XLM-RoBERTa example for XNLI

facebookresearch / fairseq

Facebook AI Research Sequence-to-Sequence Toolkit written in Python.

MIT License

30.43k stars 6.4k forks source link

XLM-RoBERTa example for XNLI #1367

Closed ericwtlin closed 4 years ago

ericwtlin commented 4 years ago

Could you please provide an example of XNLI tasks for XLM-RoBERTa? Current example (https://github.com/pytorch/fairseq/tree/master/examples/xlmr) is quite simple and it is for single sentence. Thanks a lot!

ngoyal2707 commented 4 years ago

Hey, we will release XNLI fine-tuning instructions soon.

ericwtlin commented 4 years ago

thanks! Looking forward to it.

tomking1988 commented 4 years ago

Hey, we will release XNLI fine-tuning instructions soon.

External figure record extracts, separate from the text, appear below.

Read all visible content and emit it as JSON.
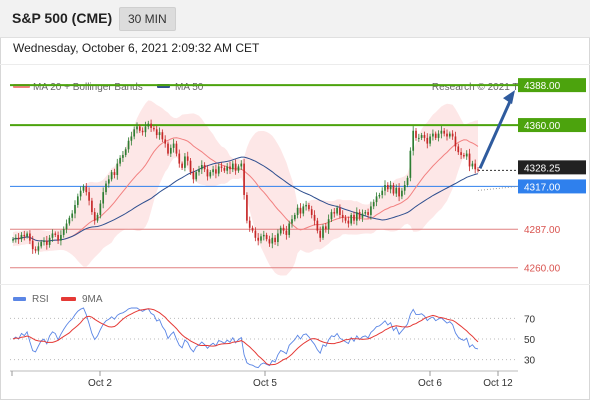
{
  "header": {
    "title": "S&P 500 (CME)",
    "interval": "30 MIN"
  },
  "timestamp": "Wednesday, October 6, 2021 2:09:32 AM CET",
  "legend": {
    "bollinger": "MA 20 + Bollinger Bands",
    "ma50": "MA 50",
    "credit": "Research © 2021 Trading Central"
  },
  "rsi_legend": {
    "rsi": "RSI",
    "ma": "9MA"
  },
  "colors": {
    "up": "#2e7d32",
    "down": "#c62828",
    "ma20": "#f28080",
    "ma50": "#2f4f8f",
    "band": "#fde3e3",
    "resistance": "#4ca30d",
    "support_line": "#e08080",
    "pivot": "#2f80ed",
    "current": "#222222",
    "rsi": "#5b86e5",
    "rsi_ma": "#e53935",
    "arrow": "#2f5b9e"
  },
  "chart_data": [
    {
      "type": "candlestick",
      "title": "S&P 500 (CME)",
      "x_ticks": [
        "Oct 2",
        "Oct 5",
        "Oct 6",
        "Oct 12"
      ],
      "ylim": [
        4250,
        4400
      ],
      "current_price": "4328.25",
      "levels": [
        {
          "value": 4388.0,
          "label": "4388.00",
          "kind": "resistance"
        },
        {
          "value": 4360.0,
          "label": "4360.00",
          "kind": "resistance"
        },
        {
          "value": 4317.0,
          "label": "4317.00",
          "kind": "pivot"
        },
        {
          "value": 4287.0,
          "label": "4287.00",
          "kind": "support"
        },
        {
          "value": 4260.0,
          "label": "4260.00",
          "kind": "support"
        }
      ],
      "close": [
        4280,
        4281,
        4280,
        4283,
        4282,
        4284,
        4279,
        4273,
        4272,
        4275,
        4278,
        4279,
        4276,
        4281,
        4284,
        4283,
        4279,
        4283,
        4287,
        4291,
        4295,
        4298,
        4304,
        4310,
        4314,
        4317,
        4313,
        4307,
        4299,
        4293,
        4297,
        4305,
        4313,
        4319,
        4322,
        4327,
        4325,
        4333,
        4337,
        4339,
        4343,
        4349,
        4352,
        4357,
        4359,
        4356,
        4355,
        4359,
        4361,
        4358,
        4357,
        4353,
        4355,
        4350,
        4347,
        4340,
        4344,
        4347,
        4340,
        4333,
        4330,
        4338,
        4335,
        4327,
        4322,
        4327,
        4329,
        4332,
        4329,
        4324,
        4327,
        4329,
        4326,
        4331,
        4330,
        4328,
        4331,
        4329,
        4333,
        4328,
        4331,
        4333,
        4311,
        4293,
        4288,
        4286,
        4281,
        4279,
        4282,
        4283,
        4280,
        4277,
        4281,
        4278,
        4284,
        4288,
        4286,
        4283,
        4291,
        4294,
        4297,
        4302,
        4298,
        4303,
        4304,
        4301,
        4297,
        4293,
        4286,
        4281,
        4289,
        4287,
        4294,
        4299,
        4298,
        4302,
        4297,
        4295,
        4293,
        4291,
        4297,
        4293,
        4299,
        4295,
        4298,
        4299,
        4297,
        4303,
        4306,
        4310,
        4311,
        4314,
        4318,
        4315,
        4318,
        4312,
        4316,
        4310,
        4314,
        4318,
        4323,
        4342,
        4356,
        4351,
        4351,
        4353,
        4351,
        4347,
        4352,
        4354,
        4351,
        4354,
        4356,
        4354,
        4352,
        4354,
        4352,
        4345,
        4341,
        4339,
        4338,
        4340,
        4331,
        4333,
        4329,
        4328.25
      ],
      "rsi": {
        "ylim": [
          20,
          80
        ],
        "ticks": [
          70,
          50,
          30
        ]
      }
    }
  ]
}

I am using the same format as BERT. My result is 0.828 for En, 0.732 for Zh. Using XLMR-base, 4 epoch, learning rate 2e-5, batch size 16. Could you please give the hyperparms for reproduce the results published in the paper?

ngoyal2707 commented 4 years ago

@kartikayk Can you please share above details?

kartikayk commented 4 years ago

@tomking1988 I'm guessing you're talking about the zero-shot setting here. Following is the set up we used for the numbers published in the paper:

Batch Size / GPU = 16 on 8 GPUs (Effective BS = 128)
Adam with a LR of 0.000005
We run validation after each epoch - where the epoch consists of 5K batches with data randomly sampled from the training set - and select the checkpoint with the best validation set result. This is quite important.
We run training for 30 epochs with early stopping (stop if the validation accuracy has not improved for 5 epochs) where epoch is defined as above.

huihuifan commented 4 years ago

closing after @kartikayk 's answer

yuchenlin commented 3 years ago

@tomking1988 I'm guessing you're talking about the zero-shot setting here. Following is the set up we used for the numbers published in the paper:

Batch Size / GPU = 16 on 8 GPUs (Effective BS = 128)

Adam with a LR of 0.000005

We run validation after each epoch - where the epoch consists of 5K batches with data randomly sampled from the training set - and select the checkpoint with the best validation set result. This is quite important.

We run training for 30 epochs with early stopping (stop if the validation accuracy has not improved for 5 epochs) where epoch is defined as above.

Hi @kartikayk would you please let us know the lr for fine-tuning other languages? I found that it is very sensitive and if the lr is not correct and XLM-R (large) learns nothing. Thanks!